Ps. Wat betreft de prijsvraag: Marte is gediskwalificeerd (’t is natuurlijk niet slim om de jurie te treiteren) en familieleden waren uitgesloten. Bastiaans hondsdolle kamelen klinkt goed maar onze kamelen waren eerder lui dan dol. Rob kwam dicht in de buurt met zijn sneeuwstorm en de kou was duidelijk aanwezig. Toch gaat de fantastische armband naar niemand minder dan Daan voor zijn inzending betreffende de verdrinkingsdood. Het mag dan wel niet in een oase zijn geweest, maar dat hij geen rivier in de woestijn voorzag kan ik hem moeilijk kwalijk nemen. De prijs is bij mijn thuiskomst op te halen (als je de moeite wilt doen want het ding is echt kouwgomballen-spuuglelijk) en over de uitslag valt niet te corresponderen.
-
03 Juni 2006 - 20:36
Marije En Alice:
Hoi Marco,
We krijgen helemaal de kriebels als we jouw foto's zien: dat zouden wij ook wel willen ..., nou ja, Marije zou dat wel willen. Mooie plaatjes, trouwens. Wat een fantastische ervaringen doe jij op! Goede reis nog. -
04 Juni 2006 - 10:16
Rob:
Phat verhaal en PINKPOP RULEZ -
04 Juni 2006 - 22:56
PM:
Even een vraagje tussendoor; Moeten we de (koeien)melk al voor je koud gaan zetten? -
10 Juni 2006 - 12:28
De Allochtoon Die Geen Test Heeft Gedaan:
Yo marco,
sonja is even aan het bellen met haar vader, dus moest haar mail aan jou onderbreken. tijd voor mij om snel wat te typen.

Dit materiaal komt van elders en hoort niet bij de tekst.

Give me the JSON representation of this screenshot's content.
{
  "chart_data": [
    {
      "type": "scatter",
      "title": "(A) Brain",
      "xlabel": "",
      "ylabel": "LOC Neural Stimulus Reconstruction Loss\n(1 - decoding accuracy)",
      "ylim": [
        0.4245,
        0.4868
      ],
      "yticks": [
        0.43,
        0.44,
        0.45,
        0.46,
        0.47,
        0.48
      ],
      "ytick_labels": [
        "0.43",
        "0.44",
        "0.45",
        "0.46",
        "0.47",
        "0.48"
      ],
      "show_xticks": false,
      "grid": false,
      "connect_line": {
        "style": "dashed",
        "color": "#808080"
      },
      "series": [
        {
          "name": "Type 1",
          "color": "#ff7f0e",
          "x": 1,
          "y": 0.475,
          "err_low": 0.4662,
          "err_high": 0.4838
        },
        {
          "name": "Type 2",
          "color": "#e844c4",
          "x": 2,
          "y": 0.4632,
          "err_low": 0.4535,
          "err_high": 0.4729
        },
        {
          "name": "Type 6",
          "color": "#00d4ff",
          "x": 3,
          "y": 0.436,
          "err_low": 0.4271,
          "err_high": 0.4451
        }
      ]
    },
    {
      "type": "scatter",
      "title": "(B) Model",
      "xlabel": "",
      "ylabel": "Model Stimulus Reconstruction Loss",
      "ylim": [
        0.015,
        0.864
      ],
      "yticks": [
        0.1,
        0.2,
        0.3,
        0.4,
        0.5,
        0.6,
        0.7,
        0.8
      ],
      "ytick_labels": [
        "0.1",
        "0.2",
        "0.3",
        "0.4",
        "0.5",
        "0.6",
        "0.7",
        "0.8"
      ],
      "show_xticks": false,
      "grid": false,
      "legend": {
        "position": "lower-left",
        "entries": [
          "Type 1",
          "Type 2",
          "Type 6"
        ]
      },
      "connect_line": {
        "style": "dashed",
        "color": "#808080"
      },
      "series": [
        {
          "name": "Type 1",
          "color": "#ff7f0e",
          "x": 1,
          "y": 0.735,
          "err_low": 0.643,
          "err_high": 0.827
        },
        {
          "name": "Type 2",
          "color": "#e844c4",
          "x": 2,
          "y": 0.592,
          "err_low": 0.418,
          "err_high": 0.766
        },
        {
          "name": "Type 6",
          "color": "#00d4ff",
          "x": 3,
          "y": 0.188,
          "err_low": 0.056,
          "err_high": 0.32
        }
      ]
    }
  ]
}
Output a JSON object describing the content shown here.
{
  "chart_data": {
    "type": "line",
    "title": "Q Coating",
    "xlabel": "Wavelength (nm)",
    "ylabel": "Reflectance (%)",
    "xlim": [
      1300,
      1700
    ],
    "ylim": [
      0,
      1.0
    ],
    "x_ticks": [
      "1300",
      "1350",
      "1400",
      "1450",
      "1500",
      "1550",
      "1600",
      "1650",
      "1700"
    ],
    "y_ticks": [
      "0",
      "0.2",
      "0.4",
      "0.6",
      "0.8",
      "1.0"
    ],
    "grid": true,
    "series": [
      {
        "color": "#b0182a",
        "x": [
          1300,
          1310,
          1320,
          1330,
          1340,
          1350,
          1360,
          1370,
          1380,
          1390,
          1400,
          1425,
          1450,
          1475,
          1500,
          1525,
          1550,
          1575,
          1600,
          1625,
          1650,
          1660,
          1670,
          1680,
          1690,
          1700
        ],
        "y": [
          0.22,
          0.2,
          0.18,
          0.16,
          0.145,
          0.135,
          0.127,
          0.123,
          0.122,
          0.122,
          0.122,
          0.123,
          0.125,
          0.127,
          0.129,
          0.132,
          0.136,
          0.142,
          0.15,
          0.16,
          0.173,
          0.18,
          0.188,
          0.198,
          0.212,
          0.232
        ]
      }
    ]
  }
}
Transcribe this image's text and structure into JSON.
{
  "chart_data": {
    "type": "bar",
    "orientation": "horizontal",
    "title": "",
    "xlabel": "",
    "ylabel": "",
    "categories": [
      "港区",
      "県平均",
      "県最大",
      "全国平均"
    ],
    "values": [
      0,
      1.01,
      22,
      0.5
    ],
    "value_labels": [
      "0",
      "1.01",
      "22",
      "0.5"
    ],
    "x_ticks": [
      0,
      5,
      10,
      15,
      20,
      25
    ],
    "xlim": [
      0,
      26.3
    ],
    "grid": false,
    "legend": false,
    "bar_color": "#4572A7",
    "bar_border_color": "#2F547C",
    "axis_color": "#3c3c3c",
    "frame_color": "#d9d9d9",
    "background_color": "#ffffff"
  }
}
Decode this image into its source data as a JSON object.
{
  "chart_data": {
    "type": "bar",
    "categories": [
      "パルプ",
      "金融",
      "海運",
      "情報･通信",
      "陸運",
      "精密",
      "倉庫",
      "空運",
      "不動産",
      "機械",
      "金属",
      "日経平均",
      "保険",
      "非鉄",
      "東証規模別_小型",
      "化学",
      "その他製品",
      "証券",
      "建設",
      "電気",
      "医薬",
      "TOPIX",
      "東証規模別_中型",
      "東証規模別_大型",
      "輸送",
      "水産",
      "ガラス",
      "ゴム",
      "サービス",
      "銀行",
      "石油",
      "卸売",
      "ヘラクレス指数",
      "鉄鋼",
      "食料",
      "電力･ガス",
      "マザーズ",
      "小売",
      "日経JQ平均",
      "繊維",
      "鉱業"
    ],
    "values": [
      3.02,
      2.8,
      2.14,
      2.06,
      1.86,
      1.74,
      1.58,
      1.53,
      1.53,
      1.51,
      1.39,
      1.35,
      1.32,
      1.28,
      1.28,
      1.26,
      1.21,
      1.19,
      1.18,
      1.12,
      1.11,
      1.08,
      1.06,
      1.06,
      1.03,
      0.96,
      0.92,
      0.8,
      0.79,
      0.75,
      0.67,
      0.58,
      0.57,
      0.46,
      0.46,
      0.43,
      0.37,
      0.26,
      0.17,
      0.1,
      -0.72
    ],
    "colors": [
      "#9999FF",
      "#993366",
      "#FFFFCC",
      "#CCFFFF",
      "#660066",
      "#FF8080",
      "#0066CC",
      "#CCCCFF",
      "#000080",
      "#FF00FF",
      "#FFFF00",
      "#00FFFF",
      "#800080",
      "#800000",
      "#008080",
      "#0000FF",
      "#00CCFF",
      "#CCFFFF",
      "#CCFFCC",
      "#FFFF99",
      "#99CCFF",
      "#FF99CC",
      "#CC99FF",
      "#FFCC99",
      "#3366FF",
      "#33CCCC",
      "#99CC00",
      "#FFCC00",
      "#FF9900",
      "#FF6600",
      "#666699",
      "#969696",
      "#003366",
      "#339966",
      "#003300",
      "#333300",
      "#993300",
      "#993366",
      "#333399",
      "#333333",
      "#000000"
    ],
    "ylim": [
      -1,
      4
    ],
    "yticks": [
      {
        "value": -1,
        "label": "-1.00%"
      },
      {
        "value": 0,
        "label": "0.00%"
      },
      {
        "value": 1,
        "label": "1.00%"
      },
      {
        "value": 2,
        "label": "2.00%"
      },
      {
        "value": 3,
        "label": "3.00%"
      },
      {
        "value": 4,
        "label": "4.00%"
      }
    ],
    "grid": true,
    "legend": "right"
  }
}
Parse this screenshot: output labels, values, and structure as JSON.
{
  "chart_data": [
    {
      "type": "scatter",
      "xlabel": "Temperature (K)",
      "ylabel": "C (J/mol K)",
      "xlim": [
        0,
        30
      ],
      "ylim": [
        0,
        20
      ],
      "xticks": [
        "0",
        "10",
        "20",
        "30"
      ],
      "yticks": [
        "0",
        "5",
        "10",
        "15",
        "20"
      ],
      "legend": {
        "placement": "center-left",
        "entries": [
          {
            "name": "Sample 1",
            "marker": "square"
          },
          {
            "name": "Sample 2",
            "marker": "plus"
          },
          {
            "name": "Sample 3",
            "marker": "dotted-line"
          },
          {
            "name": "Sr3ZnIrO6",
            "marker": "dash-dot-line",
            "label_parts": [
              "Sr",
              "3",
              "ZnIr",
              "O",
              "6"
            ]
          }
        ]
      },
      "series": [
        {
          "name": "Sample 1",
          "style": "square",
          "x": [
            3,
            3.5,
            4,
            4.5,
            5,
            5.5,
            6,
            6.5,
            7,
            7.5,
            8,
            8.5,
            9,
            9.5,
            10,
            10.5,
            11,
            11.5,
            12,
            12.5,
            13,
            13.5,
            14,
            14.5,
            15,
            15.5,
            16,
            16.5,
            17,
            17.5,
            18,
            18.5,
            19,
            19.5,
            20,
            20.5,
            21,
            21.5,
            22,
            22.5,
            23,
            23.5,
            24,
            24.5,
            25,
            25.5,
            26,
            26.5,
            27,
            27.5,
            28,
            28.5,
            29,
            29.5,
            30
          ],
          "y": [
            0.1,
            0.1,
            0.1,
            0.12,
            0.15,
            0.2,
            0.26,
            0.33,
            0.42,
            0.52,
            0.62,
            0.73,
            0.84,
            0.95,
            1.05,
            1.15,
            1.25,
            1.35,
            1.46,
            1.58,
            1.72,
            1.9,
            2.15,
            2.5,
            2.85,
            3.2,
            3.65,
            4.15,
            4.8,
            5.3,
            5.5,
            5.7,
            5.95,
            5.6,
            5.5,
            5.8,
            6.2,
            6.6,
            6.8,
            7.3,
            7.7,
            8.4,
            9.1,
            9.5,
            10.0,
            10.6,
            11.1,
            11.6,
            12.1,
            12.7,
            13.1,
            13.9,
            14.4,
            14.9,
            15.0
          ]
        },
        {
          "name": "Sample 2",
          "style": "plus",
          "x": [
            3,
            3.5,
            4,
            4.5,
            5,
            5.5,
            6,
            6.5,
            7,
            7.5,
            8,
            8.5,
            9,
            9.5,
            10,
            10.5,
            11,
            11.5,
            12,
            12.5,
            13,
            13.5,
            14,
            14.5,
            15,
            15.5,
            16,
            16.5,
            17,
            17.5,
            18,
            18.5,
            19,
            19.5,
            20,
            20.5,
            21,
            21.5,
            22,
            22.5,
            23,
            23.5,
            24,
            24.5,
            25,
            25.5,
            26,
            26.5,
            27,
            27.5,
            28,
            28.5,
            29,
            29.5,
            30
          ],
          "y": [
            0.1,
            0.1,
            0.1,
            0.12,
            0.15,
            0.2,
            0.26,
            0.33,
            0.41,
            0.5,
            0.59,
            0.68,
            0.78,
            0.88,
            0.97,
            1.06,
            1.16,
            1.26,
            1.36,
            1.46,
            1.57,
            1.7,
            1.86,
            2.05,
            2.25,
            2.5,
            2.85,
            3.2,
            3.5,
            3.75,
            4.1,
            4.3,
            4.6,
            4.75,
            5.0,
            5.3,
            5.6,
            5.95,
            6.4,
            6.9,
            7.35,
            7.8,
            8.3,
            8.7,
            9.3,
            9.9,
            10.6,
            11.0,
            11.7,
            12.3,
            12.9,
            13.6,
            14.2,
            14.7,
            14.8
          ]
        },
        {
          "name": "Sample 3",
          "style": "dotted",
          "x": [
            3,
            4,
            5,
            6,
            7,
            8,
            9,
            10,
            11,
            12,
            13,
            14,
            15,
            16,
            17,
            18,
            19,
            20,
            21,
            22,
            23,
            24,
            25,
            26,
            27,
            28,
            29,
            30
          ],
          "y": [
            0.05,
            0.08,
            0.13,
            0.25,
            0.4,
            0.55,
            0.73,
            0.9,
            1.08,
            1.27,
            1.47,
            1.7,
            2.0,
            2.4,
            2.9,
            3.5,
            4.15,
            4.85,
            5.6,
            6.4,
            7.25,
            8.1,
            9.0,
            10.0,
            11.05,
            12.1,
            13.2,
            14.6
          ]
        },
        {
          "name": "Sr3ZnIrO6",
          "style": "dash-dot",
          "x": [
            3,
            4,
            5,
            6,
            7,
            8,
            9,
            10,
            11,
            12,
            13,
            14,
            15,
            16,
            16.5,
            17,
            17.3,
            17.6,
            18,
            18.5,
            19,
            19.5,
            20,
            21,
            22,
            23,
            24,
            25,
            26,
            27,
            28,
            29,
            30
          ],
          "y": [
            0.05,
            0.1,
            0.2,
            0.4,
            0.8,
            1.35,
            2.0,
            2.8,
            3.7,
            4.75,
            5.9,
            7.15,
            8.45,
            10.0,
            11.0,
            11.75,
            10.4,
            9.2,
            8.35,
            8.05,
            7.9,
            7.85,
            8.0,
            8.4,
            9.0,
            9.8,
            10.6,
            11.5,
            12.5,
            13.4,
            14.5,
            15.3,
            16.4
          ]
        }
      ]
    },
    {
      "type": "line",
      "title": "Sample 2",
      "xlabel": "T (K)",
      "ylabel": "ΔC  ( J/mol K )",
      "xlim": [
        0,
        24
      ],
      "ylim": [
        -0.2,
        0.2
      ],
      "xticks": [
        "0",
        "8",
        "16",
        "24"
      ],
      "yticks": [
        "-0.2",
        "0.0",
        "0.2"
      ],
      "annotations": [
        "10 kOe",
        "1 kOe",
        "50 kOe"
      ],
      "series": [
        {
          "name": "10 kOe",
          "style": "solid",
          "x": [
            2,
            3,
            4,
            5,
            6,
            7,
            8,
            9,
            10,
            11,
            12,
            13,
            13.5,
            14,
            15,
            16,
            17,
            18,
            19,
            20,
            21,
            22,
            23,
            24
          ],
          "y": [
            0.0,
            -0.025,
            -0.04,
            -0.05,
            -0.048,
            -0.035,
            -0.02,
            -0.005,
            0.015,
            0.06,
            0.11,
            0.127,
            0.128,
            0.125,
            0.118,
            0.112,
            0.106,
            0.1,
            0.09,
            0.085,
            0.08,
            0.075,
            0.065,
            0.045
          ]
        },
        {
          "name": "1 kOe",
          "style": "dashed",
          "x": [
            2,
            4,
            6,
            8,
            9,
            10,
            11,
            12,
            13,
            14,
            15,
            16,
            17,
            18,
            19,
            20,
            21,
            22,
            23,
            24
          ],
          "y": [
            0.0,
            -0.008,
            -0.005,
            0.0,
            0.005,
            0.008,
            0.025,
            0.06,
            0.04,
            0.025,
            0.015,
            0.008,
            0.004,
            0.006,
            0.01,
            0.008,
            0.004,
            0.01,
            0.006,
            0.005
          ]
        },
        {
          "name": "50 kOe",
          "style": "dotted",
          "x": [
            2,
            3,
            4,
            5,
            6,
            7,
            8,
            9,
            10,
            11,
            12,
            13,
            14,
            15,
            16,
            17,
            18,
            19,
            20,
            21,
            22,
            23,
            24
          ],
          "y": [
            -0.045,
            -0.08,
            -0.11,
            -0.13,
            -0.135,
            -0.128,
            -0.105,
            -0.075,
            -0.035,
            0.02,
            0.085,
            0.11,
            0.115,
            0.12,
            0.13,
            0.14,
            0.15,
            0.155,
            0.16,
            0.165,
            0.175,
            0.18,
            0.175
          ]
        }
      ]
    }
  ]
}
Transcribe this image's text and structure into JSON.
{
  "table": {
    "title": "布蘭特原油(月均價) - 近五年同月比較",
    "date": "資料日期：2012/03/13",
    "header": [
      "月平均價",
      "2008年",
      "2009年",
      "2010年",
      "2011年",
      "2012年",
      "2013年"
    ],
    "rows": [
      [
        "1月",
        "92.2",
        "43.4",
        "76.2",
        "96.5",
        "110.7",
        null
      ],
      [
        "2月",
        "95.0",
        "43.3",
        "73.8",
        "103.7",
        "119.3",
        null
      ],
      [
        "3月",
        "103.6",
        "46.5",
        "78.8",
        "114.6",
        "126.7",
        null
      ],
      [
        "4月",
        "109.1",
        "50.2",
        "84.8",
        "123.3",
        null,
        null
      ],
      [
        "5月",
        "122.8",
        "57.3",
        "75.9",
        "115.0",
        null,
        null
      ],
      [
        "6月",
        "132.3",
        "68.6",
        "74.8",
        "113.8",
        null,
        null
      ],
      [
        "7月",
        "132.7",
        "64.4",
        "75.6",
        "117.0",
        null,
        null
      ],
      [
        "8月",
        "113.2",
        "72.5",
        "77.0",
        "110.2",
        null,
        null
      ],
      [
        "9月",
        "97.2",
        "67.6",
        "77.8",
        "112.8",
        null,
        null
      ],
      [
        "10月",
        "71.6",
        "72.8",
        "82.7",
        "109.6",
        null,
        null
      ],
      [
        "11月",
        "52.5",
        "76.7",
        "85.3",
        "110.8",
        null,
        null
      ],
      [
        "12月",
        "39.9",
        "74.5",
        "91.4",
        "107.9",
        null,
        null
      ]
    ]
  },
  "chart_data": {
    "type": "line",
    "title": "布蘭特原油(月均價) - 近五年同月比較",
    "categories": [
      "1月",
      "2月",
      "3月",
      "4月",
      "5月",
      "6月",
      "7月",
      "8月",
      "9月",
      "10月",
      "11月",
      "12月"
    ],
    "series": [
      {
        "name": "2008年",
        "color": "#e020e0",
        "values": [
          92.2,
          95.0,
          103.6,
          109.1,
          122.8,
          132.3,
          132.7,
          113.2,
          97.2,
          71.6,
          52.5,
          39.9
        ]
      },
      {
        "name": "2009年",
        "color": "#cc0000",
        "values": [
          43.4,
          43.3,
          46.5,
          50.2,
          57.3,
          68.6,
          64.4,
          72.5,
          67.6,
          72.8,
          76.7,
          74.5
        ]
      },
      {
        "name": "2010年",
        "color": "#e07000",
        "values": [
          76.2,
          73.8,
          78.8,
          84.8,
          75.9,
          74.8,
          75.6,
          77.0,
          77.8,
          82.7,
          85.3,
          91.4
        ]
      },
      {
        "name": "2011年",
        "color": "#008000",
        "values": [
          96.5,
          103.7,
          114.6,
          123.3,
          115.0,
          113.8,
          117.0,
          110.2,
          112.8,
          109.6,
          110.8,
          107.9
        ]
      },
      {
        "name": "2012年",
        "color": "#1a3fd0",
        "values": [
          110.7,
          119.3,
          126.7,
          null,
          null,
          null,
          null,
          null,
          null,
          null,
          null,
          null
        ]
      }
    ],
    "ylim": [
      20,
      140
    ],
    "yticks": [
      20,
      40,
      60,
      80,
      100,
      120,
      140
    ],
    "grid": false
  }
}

het is hier supermooi weer, geen wolkje aan de lucht. sonja en ik zitten hier bij mn vader met coca-cola, sprite, fanta, 2 soorten chips en dubbellikkers (van die heilige waterijsjes met twee stokjes) te chillebillen in de zon (sonja zit in de zon, ik zit in de serre). mn deadline techniek EN ontwerpen zijn voorbij, ik moet alleen nog maar tekenen en vormstudie inleveren. het enige wat ik dus moet doen is een beetje tekenen in de zon. het kan erger. straks om 15uur begint ook nog Engeland-Paraguay, vervolgens om 18uur Trinidad en Tobago-Zweden en tenslotte om 21uur Argentinie-Ivoorkust. ik ben dus wel tevreden over dit weekend. uw vaderland heeft gisteren in de openingswedstrijd van het WK gewonnen van Costa Rica met 4-2. Klinsmann ligt onder vuur. ik weet zeker dat duitsland gewoon fucking wereldkampioen wordt, dat verdienen ze in ieder geval wel. niet dat ik dat hardop zeg hier, want dan worden mijn lichaamsdelen waarschijnlijk geintegreerd met metalen voorwerpen. polen-ecuador was 0-1, de tweede winst voor ecuador op een WK ooit. ik zie dat je weer een zooi fotos hebt toegevoegd dus die ga ik even bekijken nu.
auf wiedersehen,
bram -
17 Juni 2006 - 18:12
PM:
Indien je weer last hebt van Nomadenmoeheid heb ik een probaat geneesmiddel voor je. Alleen overdag te gebruiken. Indien 's avonds toegepast leidt het snel tot volledige uitputting door slaapgebrek.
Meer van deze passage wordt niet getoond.